Typical funding range

$15,000 – $300,000 — that's the band most restaurants in California fall into. Deals smaller than $10K are uncommon (the math rarely works for the funder). Deals over $250K typically require stronger profiles or collateral.

What funders look for

  • California SB 1235 commercial financing disclosure law applies — standardized APR-equivalent required
  • Fewer funders are licensed in CA than nationally; specialty MCA shops often avoid the state
  • 12+ months operating preferred; monthly revenue floor typically $20,000
  • LA and Bay Area operators often have higher revenue averages, unlocking better terms

What to bring to the application

The faster you can ship these to a funder, the faster you close. Most underwriting decisions for restaurants in California happen in 2–4 hours once docs are complete.

  • Last 3–6 months business bank statements
  • Voided business check
  • Driver's license for the majority owner
  • POS export (Toast / Square / Clover) speeds underwriting

The math

A typical restaurants deal in California lands at a factor rate between 1.25 and 1.42. On a $50,000 advance at 1.32, you'd repay $66,000 over 9–12 months — about $260–$305/day in ACH. Our factor rate calculator lets you plug in your own numbers.
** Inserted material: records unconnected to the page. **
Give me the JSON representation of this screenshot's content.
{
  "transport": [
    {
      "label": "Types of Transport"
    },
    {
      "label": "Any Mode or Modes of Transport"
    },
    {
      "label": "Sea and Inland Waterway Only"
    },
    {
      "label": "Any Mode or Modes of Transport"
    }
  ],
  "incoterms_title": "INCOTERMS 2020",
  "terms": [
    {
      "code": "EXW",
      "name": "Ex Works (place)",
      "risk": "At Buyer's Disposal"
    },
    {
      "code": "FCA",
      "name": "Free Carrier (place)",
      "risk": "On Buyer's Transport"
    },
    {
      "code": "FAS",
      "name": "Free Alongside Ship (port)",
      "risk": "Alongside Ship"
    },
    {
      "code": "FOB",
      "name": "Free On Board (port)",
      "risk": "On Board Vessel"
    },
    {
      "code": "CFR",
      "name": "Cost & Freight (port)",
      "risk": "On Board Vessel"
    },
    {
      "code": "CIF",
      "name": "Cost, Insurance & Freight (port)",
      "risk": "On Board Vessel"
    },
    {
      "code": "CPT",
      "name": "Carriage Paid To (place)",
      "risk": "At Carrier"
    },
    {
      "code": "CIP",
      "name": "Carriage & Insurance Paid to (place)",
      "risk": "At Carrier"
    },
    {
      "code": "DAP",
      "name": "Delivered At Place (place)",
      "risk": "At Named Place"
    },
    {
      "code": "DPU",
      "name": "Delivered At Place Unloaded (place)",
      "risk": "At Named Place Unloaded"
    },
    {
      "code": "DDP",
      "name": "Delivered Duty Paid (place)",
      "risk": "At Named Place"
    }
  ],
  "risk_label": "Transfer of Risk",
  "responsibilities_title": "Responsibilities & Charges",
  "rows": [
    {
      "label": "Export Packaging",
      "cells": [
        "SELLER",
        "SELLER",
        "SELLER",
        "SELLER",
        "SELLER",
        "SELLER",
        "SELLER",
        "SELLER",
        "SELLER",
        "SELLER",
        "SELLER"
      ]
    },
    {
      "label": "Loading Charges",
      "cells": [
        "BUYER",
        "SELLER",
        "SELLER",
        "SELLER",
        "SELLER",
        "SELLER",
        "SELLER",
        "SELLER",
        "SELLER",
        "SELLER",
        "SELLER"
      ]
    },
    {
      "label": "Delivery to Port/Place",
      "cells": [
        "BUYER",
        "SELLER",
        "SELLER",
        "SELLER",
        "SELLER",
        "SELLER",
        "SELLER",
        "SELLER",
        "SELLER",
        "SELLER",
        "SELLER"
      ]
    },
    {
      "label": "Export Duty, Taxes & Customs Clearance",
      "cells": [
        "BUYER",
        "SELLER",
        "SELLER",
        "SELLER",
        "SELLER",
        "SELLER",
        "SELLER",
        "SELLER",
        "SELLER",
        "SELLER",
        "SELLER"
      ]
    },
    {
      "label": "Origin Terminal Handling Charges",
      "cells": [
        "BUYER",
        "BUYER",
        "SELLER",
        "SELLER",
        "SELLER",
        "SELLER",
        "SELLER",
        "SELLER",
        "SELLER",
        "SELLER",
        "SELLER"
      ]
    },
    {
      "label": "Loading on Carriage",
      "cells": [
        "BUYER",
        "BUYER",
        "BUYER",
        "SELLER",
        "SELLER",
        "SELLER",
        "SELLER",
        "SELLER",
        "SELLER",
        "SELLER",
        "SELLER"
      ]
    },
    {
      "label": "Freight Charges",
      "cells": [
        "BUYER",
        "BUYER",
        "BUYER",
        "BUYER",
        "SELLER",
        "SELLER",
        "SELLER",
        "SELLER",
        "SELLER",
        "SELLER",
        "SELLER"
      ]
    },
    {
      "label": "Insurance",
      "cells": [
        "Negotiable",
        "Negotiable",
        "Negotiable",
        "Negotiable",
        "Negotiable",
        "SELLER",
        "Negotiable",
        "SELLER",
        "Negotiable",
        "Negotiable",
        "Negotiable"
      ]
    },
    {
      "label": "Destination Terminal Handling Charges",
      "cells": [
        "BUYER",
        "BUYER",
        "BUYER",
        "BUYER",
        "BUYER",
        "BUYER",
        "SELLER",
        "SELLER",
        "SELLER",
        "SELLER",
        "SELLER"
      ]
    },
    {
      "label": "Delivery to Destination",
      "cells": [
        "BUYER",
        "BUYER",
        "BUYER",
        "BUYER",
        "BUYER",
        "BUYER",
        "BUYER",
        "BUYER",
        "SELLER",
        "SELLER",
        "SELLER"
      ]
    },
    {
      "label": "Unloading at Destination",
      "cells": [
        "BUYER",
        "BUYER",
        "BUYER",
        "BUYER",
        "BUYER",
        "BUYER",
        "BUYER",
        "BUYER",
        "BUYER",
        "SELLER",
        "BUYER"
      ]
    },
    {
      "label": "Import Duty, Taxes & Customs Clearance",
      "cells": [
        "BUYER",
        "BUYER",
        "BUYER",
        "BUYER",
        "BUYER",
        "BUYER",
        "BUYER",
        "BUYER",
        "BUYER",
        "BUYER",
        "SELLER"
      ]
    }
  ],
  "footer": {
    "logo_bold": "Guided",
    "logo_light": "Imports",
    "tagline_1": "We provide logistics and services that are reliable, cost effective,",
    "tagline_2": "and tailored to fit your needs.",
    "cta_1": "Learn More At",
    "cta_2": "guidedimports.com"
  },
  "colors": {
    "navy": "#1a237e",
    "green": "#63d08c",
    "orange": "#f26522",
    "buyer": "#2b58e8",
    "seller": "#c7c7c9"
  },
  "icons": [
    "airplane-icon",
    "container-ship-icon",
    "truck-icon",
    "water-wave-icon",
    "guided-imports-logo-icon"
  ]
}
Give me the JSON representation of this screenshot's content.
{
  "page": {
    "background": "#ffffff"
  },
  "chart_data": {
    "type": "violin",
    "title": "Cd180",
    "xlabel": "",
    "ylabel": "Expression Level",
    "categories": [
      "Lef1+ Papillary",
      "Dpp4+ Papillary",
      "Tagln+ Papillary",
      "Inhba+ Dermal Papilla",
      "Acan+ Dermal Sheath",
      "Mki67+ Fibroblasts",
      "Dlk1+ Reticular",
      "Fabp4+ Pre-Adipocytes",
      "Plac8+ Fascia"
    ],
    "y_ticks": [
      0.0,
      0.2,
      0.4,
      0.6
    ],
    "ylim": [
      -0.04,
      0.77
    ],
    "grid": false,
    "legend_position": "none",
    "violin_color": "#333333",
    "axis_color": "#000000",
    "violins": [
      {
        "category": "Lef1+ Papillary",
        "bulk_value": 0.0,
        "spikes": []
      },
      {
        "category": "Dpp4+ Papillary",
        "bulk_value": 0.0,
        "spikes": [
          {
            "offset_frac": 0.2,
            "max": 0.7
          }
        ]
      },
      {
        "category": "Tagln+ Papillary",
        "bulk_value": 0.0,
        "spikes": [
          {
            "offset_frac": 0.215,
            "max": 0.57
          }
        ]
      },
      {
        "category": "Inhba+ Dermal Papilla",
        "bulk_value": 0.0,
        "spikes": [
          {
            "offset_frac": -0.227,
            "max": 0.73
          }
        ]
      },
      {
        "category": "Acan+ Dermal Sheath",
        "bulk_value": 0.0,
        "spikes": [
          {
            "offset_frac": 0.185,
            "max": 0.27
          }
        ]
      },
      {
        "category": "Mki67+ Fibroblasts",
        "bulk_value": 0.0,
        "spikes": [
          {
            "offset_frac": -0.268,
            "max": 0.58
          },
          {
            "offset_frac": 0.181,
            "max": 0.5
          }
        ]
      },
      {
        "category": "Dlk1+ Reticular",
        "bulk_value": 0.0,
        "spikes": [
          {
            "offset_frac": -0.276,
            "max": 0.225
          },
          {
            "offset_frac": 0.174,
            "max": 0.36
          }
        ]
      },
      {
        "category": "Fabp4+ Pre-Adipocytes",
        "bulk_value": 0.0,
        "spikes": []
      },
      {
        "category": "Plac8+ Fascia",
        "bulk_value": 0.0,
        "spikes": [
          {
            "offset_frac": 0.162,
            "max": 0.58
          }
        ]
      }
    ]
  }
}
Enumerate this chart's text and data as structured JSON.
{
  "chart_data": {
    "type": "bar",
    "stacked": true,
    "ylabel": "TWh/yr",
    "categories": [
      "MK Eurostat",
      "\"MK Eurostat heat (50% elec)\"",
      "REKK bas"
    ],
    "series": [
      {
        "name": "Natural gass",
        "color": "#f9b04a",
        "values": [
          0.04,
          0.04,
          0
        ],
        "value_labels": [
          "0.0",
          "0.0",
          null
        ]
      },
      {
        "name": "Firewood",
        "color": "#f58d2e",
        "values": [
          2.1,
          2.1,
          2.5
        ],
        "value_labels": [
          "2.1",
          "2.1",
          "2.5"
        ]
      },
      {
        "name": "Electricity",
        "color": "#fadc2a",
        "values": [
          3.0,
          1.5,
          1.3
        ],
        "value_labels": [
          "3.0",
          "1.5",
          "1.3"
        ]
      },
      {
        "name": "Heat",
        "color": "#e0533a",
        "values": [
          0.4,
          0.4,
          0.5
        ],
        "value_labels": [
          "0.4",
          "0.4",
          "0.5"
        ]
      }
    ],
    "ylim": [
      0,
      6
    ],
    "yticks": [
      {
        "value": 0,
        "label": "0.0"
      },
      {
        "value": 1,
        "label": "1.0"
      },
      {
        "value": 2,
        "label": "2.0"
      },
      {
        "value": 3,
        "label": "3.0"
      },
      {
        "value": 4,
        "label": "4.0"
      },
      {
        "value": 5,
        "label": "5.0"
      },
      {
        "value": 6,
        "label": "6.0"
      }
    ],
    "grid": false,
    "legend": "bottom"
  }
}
Frequently asked questions

Why do fewer MCA funders operate in California?
SB 1235 requires standardized APR-equivalent disclosure on commercial financing. Funders that built their business on opaque pricing pulled out rather than comply. The funders that stayed are typically the better-priced, more transparent operators.
Can an LA food truck qualify for an MCA?
Yes, with 12+ months of consistent daily deposits and $15K+/mo revenue. Food truck approval works the same as brick-and-mortar; the bar is the bank statement, not the format.
Does CA prop 65 or other regulatory friction affect underwriting?
Not directly. Funders underwrite against bank statements, not regulatory exposure. The disclosure law is the main CA-specific factor in MCA pricing.